For predicting satellite locations, I wrote a quick daemon using PyEphem that fetches satellite catalog data from CelesTrak. These positions are held in a database, with duplicates filtered out and positions constantly updated. PyEphem is sophisticated enough to predict in any number of formats, so it's easy to track many of the brighter stars as well as planets and deep-space probes, such as Voyagers 1 and 2.

In addition to knowing where the satellites are, it's also necessary to know where the dish is and how the dish is tilted. For this, I have one daemon to watch my IMU's input and a second daemon to control the motor. These two are both used to predict the position, as the motor daemon does dead reckoning to compare against the IMU daemon's values.

Finally, there are a few different daemons and clients for directing the targeting of the dish. Generally, I run one slow background process to retarget every fifteen minutes, so that I can take manual control of the dish using a GUI application.

The GUI

Once the daemons were running smoothly, I tossed together a GUI using Pygame and the same database library that the daemons use. The GUI is operated by keyboard and mouse commands, with a left-click targeting an object and a right-click targeting a position. Named stars can optionally be shown in the background and moving targets are tracked as they move.

SASA Commander, Polar View

In the screenshot above, the dish is aimed at GOES 3 and has just been ordered to aim at Voyager 1. Future enhancements to the GUI will show radial views and offer some control or visualization of the radio data.
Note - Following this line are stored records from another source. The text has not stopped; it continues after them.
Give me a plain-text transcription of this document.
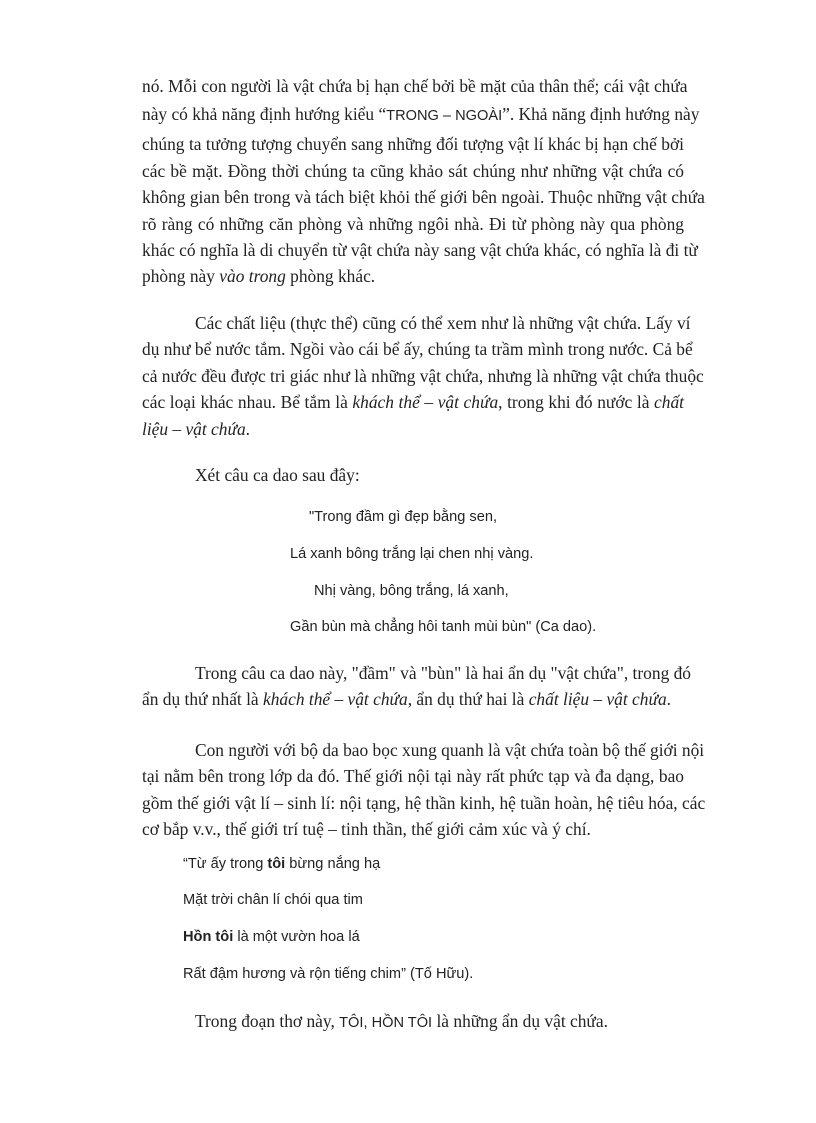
nó. Mỗi con người là vật chứa bị hạn chế bởi bề mặt của thân thể; cái vật chứa
này có khả năng định hướng kiểu “TRONG – NGOÀI”. Khả năng định hướng này
chúng ta tưởng tượng chuyển sang những đối tượng vật lí khác bị hạn chế bởi
các bề mặt. Đồng thời chúng ta cũng khảo sát chúng như những vật chứa có
không gian bên trong và tách biệt khỏi thế giới bên ngoài. Thuộc những vật chứa
rõ ràng có những căn phòng và những ngôi nhà. Đi từ phòng này qua phòng
khác có nghĩa là di chuyển từ vật chứa này sang vật chứa khác, có nghĩa là đi từ
phòng này vào trong phòng khác.
Các chất liệu (thực thể) cũng có thể xem như là những vật chứa. Lấy ví
dụ như bể nước tắm. Ngồi vào cái bể ấy, chúng ta trầm mình trong nước. Cả bể
cả nước đều được tri giác như là những vật chứa, nhưng là những vật chứa thuộc
các loại khác nhau. Bể tắm là khách thể – vật chứa, trong khi đó nước là chất
liệu – vật chứa.

Xét câu ca dao sau đây:

"Trong đầm gì đẹp bằng sen,

Lá xanh bông trắng lại chen nhị vàng.

Nhị vàng, bông trắng, lá xanh,

Gần bùn mà chẳng hôi tanh mùi bùn" (Ca dao).

Trong câu ca dao này, "đầm" và "bùn" là hai ẩn dụ "vật chứa", trong đó
ẩn dụ thứ nhất là khách thể – vật chứa, ẩn dụ thứ hai là chất liệu – vật chứa.
Con người với bộ da bao bọc xung quanh là vật chứa toàn bộ thế giới nội
tại nằm bên trong lớp da đó. Thế giới nội tại này rất phức tạp và đa dạng, bao
gồm thế giới vật lí – sinh lí: nội tạng, hệ thần kinh, hệ tuần hoàn, hệ tiêu hóa, các
cơ bắp v.v., thế giới trí tuệ – tinh thần, thế giới cảm xúc và ý chí.

“Từ ấy trong tôi bừng nắng hạ

Mặt trời chân lí chói qua tim

Hồn tôi là một vườn hoa lá

Rất đậm hương và rộn tiếng chim” (Tố Hữu).

Trong đoạn thơ này, TÔI, HỒN TÔI là những ẩn dụ vật chứa.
Being written in Pygame, I can run the same exact code on both my laptop and my phones. Coding new features while bored on the Ubahn is a lot healthier than Angry Birds or Sudoku.

SASA Commander on the N900

The Radio

My initial build using an RTLSDR dongle. Data processing is done on my server, with the BeagleBone forwarding data from rtl_tcp. To avoid offending the FCC and ham radio operators everywhere, I disabled the dish's 1.5GHz transmitter and use only the 1.6GHz downlink antenna. If I can justify the extra weight, I'd like to drop the RTLSDR in favor of a USRP2 over Gigabit Ethernet in order to get greater bandwidth and sensitivity.

Recordings are stored either as raw I/Q data or as a simple signal strength indicator from the Power Spectral Density (PSD) function. In the near future, I hope to automatically adjust the aim of the dish in realtime based upon the signal quality feedback.

Next Steps

When time and travel allow, I plan to replace the old Low Noise Amplifier (LNA) with one that has wider bandwidth. I'm also hoping to add support for new radio bands either by swappable antennas or by adding more antennas to the collection.

Thank you kindly.

As a final note, I'd like to thank Skytee for trekking six timezones to help me out with this. Thanks are also due to my next-door neighbors for not panicking when they thought I was talking to aliens.